I thought that initial meeting was probably the end of things, since I had demurred in my best egghead-little-sister-way, saying something like, “Your story is much too big to be contained in a little biopic, you should be talking to a ghost writer and working on an autobiography. It could be epic. It would be fascinating.” Now fascinating is a word I use not to hurt people’s feelings, as in, after watching a dud film and being asked my opinion, “Fascinating!” Now you know. Anyway, it wasn’t the end of Mr. Money Bags.

In the course of many lunches at high end restaurants around town I heard the great white whale chortle about his schemes, and pitch stories that had to do with defrauding the insurance industry with some ruse about AIDS patients. He envisioned that one as a Broadway musical, he said between guffaws and sips of iced tea… This, while many of my friends had fallen ill and were dying… I came to realize he cared little to nothing about people, and a whole lot about money, he adored money with a kind of religious zeal, as if it validated his existence. He told me about his various ex-wives (three? four?) and his numerous children (some of whom had to be considerably older than I was.) He said his was a real rags to riches rise — acquired by street savvy — hinting at mob connections and offshore bank accounts. I don’t know why he was relatively candid with me, I think it had to do with my height and slight build — and the fact that in my thirties I was still being mistaken for a big-eyed teenager. Did he give me the willies? You have no idea. The  confessional aspect of our talks reminded me of time I was seated next to a Union Carbide exec on a plane some months after the Bhopal Disaster, and he spent the entire flight telling me it wasn’t his fault… Let’s just say it all ended with Mr.

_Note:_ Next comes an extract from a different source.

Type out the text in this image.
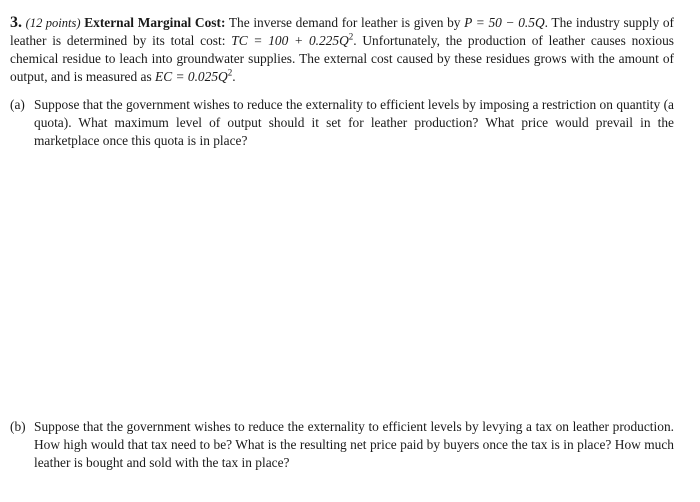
3. (12 points) External Marginal Cost: The inverse demand for leather is given by P = 50 − 0.5Q. The industry supply of leather is determined by its total cost: TC = $100 + 0.225Q^2$. Unfortunately, the production of leather causes noxious chemical residue to leach into groundwater supplies. The external cost caused by these residues grows with the amount of output, and is measured as EC = $0.025Q^2$.
(a) Suppose that the government wishes to reduce the externality to efficient levels by imposing a restriction on quantity (a quota). What maximum level of output should it set for leather production? What price would prevail in the marketplace once this quota is in place?
(b) Suppose that the government wishes to reduce the externality to efficient levels by levying a tax on leather production. How high would that tax need to be? What is the resulting net price paid by buyers once the tax is in place? How much leather is bought and sold with the tax in place?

X when he got hold of my home number and suggested I get on his personal jet and fly out with him to Vegas, “You’ll see the whole picture there! You’re gonna write my story!” Needless to say, I never did get on that jet, or write his story.

Yet, I can’t say it was an experience that I didn’t learn something from. It gave me some insight into the shady mind of a certain kind of person; a billionaire con artist, his psyche awash in self-adulation and insecurity, pitching any story, any angle — no matter how ugly — that would get him the most attention.

The wheeler dealer is dead now, but does he remind you of anyone?

Let’s pause here for some words from John McCain from his Friday editorial in the Washington Post.

…Congress must govern with a president who has no experience of public office, is often poorly informed and can be impulsive in his speech and conduct.

We must respect his authority and constitutional responsibilities. We must, where we can, cooperate with him. But we are not his subordinates. We don’t answer to him. We answer to the American people. We must be diligent in discharging our responsibility to serve as a check on his power. And we should value our identity as members of Congress more than our partisan affiliation…

“We answer to the American People…” It’s time to speak up. The Senate is back in session September 5th.